I’m a UFO fan from way back, though I haven’t been any kind of true believer since I was 16.
The UFO movement is alive and well these days, though somewhat diminished since the days of X-files. Mirage Men purports to be a modern re-evaluation of the UFO legend. It’s a fine read full of both fascinating factual information and spectacular tall tales. Its primary goal is to chronicle the role that official disinformation, psyops, showmanship, and credulity have played in advancing the UFO legend–but with a shocking punch line.
Mirage Men offers a new narrative by which to read the UFO phenomenon. The central premise of the book is that various government agencies have at various times used the UFO community to disseminate disinformation in order to misdirect foreign and domestic eyes from black operations (like the B2 stealth bomber), while simultaneously priming and cultivating that community as a channel for disinformation.

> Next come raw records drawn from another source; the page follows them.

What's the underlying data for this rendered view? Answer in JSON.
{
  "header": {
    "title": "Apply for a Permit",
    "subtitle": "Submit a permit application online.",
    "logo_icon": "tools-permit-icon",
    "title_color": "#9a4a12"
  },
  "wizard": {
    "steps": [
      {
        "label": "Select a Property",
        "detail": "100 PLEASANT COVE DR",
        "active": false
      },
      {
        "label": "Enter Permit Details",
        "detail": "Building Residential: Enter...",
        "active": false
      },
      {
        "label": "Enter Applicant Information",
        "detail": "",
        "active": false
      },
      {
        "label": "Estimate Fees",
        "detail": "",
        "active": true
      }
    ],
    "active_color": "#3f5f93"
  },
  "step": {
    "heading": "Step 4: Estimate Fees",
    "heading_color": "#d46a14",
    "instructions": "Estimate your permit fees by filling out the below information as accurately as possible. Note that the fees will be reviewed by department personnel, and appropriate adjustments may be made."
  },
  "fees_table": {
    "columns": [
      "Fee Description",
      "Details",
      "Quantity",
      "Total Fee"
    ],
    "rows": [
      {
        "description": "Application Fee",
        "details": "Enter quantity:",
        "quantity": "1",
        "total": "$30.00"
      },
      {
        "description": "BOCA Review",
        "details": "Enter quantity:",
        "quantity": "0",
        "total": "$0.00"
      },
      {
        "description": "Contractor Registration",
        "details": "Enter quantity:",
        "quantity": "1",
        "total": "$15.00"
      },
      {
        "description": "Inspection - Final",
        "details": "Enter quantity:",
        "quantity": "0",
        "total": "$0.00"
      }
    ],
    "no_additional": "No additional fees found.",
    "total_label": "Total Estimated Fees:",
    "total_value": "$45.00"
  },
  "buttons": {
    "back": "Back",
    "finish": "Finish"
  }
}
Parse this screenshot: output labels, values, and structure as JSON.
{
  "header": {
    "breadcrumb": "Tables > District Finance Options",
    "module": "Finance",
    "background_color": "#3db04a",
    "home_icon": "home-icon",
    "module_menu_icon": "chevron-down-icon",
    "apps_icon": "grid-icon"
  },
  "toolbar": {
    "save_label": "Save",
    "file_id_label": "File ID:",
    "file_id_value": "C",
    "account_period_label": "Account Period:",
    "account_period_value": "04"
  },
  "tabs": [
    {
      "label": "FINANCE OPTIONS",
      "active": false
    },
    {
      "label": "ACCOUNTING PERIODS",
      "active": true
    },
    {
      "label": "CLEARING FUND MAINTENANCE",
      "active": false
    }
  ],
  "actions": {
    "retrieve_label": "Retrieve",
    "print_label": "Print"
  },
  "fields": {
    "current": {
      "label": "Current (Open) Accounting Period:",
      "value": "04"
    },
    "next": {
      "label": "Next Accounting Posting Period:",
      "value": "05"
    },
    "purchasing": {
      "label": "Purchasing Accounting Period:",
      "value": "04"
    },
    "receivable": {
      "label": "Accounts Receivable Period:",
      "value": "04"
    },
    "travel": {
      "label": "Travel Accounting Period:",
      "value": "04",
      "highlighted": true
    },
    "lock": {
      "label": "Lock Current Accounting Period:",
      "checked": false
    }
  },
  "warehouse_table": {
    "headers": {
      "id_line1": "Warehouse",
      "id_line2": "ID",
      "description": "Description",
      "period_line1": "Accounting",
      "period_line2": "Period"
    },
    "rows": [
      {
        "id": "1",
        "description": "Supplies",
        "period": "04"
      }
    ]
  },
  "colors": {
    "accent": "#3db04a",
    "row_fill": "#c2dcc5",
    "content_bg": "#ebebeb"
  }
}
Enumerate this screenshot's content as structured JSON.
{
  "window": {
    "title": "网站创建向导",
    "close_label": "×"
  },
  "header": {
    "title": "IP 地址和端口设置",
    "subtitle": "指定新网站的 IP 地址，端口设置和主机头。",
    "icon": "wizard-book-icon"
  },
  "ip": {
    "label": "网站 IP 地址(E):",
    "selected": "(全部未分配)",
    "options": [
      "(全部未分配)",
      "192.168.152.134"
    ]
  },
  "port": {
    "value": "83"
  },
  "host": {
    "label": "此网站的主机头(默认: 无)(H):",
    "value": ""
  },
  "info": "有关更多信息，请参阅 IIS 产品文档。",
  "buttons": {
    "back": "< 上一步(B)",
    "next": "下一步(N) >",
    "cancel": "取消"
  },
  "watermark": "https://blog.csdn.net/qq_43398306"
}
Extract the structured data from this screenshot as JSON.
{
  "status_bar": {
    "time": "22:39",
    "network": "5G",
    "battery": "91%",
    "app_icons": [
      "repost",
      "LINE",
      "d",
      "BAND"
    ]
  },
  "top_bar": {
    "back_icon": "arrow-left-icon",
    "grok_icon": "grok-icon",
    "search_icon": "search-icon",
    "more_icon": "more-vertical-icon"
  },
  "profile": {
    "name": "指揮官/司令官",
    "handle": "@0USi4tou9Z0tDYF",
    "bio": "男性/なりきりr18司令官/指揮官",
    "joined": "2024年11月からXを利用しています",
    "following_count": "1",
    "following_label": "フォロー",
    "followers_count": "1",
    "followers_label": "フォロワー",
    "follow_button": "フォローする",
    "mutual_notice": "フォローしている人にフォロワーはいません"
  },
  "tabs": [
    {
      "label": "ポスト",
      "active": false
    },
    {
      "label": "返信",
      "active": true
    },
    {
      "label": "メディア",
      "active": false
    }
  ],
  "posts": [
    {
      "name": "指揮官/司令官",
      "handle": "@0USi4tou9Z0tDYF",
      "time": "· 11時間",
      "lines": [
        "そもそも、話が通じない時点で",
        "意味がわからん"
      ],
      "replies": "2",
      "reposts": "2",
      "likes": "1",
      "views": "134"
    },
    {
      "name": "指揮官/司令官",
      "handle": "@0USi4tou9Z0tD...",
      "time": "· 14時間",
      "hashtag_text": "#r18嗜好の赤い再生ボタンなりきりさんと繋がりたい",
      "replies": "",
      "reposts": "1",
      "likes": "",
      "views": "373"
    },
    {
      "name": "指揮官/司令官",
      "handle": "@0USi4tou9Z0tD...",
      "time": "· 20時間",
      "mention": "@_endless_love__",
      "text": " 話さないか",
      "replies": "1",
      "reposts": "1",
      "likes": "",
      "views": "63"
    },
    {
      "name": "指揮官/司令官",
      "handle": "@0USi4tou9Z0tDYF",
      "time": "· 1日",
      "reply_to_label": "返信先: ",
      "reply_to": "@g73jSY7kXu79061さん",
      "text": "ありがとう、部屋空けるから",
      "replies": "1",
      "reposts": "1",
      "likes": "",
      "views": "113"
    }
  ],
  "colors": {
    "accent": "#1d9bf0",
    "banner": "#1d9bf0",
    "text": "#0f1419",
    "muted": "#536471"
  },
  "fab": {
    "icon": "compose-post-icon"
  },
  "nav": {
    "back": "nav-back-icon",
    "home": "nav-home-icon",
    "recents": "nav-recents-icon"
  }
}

But Mirage Men ends with a fabulous disclosure, told in the best traditions of UFO inquiry, that a small group of dedicated individuals inside the System may be secretly priming the world for a true disclosure–one that is less fantastic than the tallest of UFO tales, but nevertheless something we are Not Yet Ready to Know.
Incidental to being a font of interesting stories, many of which I had never encountered before, Mirage Men could be a great sourcebook for a UFO-hunting story or RPG adventure. There is plenty of fuel here for a Men in Black style action adventure, an X-files exploration, or investigative spy game.